Literacy Narrative outline- Ms Carr
My first word was “newsweek” my mom says I saw it and read it off the cover of one of Dad’s magazine covers.
My favorite book when I was young was “Goodnight Moon”
I don’t have many memories of those rudimentary reading books like “Dick and Jane” or “See Spot Run” but some memories of my father tucking me in at night and reading to me in efforts to create a bedtime routine and take my mind off my mother not living with us anymore.
The series books of my time were “Goosebumps” “Baby Sitters Club” and “Sweet Valley High” for example. I had a few of those last ones, but the series books didn’t interest me that much as the characters weren’t relatable: they tended to be about privileged white people with trivial problems. And I didn’t like horror or mystery so the title alone of the Goosebumps books were a turn off.
My parents are big readers in their own right. My mom was never without a book and always had big hard cover books by such authors as M Scott Peck and Sue Grafton. Whereas my father wasn’t huge into reading books/literature but without fail, every morning I would find my father reading the New York Times at the breakfast table and at various points throughout the day. It helped having countless issues in the house for current events projects in school.
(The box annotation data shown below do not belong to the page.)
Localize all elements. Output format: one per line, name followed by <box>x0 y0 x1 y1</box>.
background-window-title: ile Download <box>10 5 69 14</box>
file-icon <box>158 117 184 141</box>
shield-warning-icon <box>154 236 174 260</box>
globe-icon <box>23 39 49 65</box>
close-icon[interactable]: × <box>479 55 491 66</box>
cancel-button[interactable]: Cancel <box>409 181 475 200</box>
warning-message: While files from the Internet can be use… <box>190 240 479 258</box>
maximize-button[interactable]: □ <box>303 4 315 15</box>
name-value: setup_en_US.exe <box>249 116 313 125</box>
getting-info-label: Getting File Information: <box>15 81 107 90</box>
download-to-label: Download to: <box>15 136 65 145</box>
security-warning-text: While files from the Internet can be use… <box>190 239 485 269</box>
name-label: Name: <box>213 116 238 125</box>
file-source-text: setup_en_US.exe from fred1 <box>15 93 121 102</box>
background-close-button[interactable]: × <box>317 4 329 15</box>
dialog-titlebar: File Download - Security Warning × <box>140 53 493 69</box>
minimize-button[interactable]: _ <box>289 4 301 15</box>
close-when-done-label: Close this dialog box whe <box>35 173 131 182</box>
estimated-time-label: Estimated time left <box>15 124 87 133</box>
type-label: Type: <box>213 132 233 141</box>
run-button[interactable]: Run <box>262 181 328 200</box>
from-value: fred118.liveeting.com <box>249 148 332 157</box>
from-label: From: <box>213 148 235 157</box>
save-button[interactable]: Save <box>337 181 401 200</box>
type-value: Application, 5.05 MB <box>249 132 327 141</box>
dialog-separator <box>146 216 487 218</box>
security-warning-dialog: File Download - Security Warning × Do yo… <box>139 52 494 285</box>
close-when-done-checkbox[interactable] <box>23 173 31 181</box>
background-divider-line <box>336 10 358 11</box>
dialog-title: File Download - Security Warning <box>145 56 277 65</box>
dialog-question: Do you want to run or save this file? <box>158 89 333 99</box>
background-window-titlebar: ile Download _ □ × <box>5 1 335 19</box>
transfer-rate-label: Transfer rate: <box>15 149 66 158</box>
But no one was more influential than Ms Morelli, my 9th and 10th grade English teacher. She’s the sole reason why I have pursued a teaching career specifically in English and why I work so hard at my job and believe in what I do. She is, was, and will always be, the archetype for English teaching for me. And despite our visible differences, while I was in high school, she was everything I wanted to be in a young woman and young adult: well read, intelligent, fair, well traveled, in touch with her students, multi lingual, funny, compassionate, and very successful in her job. We girls loved Ms Morelli. I especially adored her and loved English class. Prior to Ms Morelli my favorite subjects in school were gym and lunch. My life revolved around sports and eating. I didn’t mind reading at all, I had countless books at home and did fairly well in English/Language Arts, but I would rather be running or chasing a ball and eating a huge meal 97% of the time. Once my father found me behind one of his “Newsweek” magazines and was quite impressed with my initiative to pick one up and educate myself about current events and the world around me. He asked me WHAT I was reading, and it was an article about the newly formed WNBA and women in sports… He then said to me, “you do know there’s more to life than sports…” and I said, yes I know, and kept right on reading. In recalling this memory, he failed to see that in reading about women in sports I was actually educating myself on the topic instead of flipping through pictures of female athletes. But meeting Ms Morelli in 9th grade English really introduced me to the importance of words on a page and how teachers can impact lives in ways we are totally unaware and completely unsuspecting.